In these, let’s assume that when I say people I refer to people in our company, I’m not ready to claim these apply to the entire world population.

  • People are good. Even it is sometimes hard to understand their thinking or actions, few people in the world are intentionally malicious.
  • People can be trusted. Trust by default.
  • People are not stupid. If I don’t understand people’s actions, it is most likely my lack of understanding of their context or thinking, not the action itself.
  • Being wrong excites me. I like being challenged, and I’m open to the idea that I’m wrong.


Beside team meetings, and the occasional department meeting, we will have regular 1:1s. Just you and me, ideally every week for 30 minutes.

During this meeting we can do various things:

  • If you have something you would like to discuss with me — great, let’s do it. This can range from frustrations at work (colleagues, noise level, concerns about our product direction), or things you really love at work, to your home situation, to your hopes and dreams. Whatever is on your mind. If you got any feedback for me, tell me.
  • Got nothing? Perhaps I will have some observations to share about you or the team in general.
  • Still nothing? I may bring up some topic that I’ve been struggling with myself to see if you have any thoughts on the topic.
  • Crickets? This happens, there are slow weeks, let’s not sit and stare at the wall. Back to work!

My opening question will almost always be: “How are you doing?” You should take this question the literal way, not in the American meaning of “Hello!” Tell me how you are really doing.

By the way, if during meetings I’m typing on my phone, I will 99% sure be taking notes or creating todos for myself. Don’t take it as disinterest.


At work I will spend a significant amount of time not sitting behind my desk. I may be in meetings, or be walking around, even be walking outside to think. In my calendar you can check if I’m in a meeting, if not and I’m not at my desk I will probably be reachable through Slack. If it’s urgent, just call me.

While I love my job, my family does come first. I have a family with three young children. It’s important to me to be home in time for dinner, and therefore I usually leave around 5pm. If you need to reach me afterwards I will most likely still be responsive on Slack and email until I go to bed.
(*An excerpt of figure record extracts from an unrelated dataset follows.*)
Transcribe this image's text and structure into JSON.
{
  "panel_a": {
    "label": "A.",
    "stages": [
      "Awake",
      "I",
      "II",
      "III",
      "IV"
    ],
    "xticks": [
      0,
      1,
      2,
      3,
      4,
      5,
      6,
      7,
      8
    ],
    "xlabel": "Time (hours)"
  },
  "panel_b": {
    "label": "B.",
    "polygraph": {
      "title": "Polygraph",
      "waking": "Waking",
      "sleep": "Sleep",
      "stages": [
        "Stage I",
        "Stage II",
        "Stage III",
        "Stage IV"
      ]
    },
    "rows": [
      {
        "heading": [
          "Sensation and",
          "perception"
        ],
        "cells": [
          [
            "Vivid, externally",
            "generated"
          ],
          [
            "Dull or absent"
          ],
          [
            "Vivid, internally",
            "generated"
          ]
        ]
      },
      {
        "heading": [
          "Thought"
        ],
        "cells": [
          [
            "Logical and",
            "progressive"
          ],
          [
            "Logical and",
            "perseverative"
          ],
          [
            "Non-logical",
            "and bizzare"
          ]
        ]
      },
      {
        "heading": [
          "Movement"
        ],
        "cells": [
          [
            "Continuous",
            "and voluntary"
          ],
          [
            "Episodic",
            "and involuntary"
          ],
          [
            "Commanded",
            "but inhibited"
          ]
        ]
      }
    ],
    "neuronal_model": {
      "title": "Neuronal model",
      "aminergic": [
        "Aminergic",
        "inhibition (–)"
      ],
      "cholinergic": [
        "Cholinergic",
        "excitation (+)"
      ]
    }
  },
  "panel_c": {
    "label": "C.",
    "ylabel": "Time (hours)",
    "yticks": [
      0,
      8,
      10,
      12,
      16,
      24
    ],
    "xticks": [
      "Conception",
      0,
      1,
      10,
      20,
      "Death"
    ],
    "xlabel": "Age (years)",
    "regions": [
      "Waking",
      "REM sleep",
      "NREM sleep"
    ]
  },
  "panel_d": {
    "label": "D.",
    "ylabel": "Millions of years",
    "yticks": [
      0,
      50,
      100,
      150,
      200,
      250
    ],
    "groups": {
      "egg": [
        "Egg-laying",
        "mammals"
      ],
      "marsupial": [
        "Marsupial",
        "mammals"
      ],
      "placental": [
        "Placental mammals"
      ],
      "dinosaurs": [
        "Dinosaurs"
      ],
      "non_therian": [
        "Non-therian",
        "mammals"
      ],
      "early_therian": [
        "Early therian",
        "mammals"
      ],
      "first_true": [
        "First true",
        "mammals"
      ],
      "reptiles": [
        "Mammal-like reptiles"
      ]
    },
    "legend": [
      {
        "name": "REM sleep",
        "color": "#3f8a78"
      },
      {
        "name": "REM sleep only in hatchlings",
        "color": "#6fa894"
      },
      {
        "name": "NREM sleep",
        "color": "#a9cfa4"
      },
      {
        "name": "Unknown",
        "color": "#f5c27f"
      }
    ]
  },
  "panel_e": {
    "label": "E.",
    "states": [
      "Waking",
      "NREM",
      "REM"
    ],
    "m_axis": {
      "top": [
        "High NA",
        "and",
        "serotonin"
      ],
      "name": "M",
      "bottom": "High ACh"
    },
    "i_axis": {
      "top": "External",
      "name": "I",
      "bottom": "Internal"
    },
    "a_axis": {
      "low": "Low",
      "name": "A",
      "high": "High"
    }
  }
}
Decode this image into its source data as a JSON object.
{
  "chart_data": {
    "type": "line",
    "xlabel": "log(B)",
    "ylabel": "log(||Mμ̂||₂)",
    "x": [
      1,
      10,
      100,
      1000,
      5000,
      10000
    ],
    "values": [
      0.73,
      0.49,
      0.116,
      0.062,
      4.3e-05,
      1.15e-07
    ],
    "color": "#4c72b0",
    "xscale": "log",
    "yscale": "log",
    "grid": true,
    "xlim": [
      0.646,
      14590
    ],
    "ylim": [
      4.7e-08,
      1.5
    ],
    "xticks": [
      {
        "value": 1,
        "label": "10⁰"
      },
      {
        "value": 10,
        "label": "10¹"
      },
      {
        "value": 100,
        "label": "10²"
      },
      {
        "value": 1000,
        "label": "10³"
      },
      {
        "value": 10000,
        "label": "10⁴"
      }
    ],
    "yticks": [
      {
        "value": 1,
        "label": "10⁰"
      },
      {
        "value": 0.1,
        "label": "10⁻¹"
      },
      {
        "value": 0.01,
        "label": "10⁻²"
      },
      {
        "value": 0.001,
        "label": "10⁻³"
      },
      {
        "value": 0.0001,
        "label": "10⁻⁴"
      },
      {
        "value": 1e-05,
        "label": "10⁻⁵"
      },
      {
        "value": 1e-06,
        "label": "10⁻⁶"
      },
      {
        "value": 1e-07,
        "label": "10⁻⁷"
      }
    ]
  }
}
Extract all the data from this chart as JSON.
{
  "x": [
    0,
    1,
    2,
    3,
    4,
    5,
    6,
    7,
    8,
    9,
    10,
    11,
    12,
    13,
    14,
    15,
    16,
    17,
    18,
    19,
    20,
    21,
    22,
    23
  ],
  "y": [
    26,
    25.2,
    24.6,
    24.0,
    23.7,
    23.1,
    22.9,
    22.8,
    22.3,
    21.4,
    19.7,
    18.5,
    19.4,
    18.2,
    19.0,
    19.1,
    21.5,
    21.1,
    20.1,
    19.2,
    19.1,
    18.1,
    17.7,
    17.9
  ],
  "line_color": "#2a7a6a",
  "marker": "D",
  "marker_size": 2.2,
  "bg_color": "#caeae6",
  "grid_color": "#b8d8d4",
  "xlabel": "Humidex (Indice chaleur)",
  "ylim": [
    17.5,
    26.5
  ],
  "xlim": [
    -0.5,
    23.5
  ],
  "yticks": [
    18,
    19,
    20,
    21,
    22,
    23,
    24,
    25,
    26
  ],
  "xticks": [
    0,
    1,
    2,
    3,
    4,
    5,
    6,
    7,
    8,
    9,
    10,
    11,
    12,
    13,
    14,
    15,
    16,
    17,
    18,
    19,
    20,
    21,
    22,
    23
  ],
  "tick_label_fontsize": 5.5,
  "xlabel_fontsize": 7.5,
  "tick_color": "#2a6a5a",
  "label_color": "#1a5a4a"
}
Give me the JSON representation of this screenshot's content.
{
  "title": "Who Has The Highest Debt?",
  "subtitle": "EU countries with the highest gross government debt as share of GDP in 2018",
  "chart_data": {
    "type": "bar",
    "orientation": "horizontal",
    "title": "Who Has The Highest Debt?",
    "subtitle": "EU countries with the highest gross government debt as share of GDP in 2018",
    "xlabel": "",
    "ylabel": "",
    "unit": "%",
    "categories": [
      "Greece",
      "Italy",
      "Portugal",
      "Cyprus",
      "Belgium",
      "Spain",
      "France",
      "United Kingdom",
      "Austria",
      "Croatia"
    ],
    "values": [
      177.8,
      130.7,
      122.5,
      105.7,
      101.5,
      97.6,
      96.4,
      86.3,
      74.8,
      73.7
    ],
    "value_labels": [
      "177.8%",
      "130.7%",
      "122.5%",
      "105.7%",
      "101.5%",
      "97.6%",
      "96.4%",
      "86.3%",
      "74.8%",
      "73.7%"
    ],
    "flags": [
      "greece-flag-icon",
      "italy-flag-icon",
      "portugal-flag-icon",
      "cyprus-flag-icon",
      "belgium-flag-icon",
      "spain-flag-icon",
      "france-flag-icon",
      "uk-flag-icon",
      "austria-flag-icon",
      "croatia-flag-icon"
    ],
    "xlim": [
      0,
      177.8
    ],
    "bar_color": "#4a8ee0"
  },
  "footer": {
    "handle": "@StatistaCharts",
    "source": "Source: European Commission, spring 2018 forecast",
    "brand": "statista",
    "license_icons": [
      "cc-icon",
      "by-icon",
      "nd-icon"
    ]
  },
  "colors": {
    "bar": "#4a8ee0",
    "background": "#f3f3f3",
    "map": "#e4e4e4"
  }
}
That said, I am passionate about what I do. Therefore, I also spend much on my free time reading work related things, or thinking about work. You may get emails or Slack messages in the evening, extremely early morning or weekend. Feel free to answer at your leisure, I don’t expect you to answer immediately.

If there is something urgent and important, you can call me 24/7.

Some random curiosities

  • I have a highly sarcastic sense of humor. I know that sometimes you may not understand if I’m purely joking or if there’s a deeper message, even pointed feedback buried in my comments. Honestly, it may be either, let’s just say that this is how I spice things up. In case of doubt, just ask me.
  • While I generally speak English at work, do realize I have been living in Poland for many years. I understand the language reasonably well. If you think you can talk about me in Polish because I won’t understand, you’ll probably be wrong.
  • I am very even-tempered, cooperative and nonviolent. This is not superficial, I’m not covering anything up, I won’t badmouth you when you’re not in the room, I don’t book an extra 10 minutes in the conference room after each of our 1:1s so I can punch a wall (although I’ll admit this is an oddly specific comment to make). This is my nature. What you see is what you get.
  • While I’m Dutch, ironically I’m allergic to cow milk, so I don’t eat cheese nor any other dairy products, nor peanuts. Don’t feel bad eating something milky and (to you) delicious in front of my face, it doesn’t affect me at all.
  • I don’t like puzzles, I don’t like designing algorithms. If you need help with these, look elsewhere.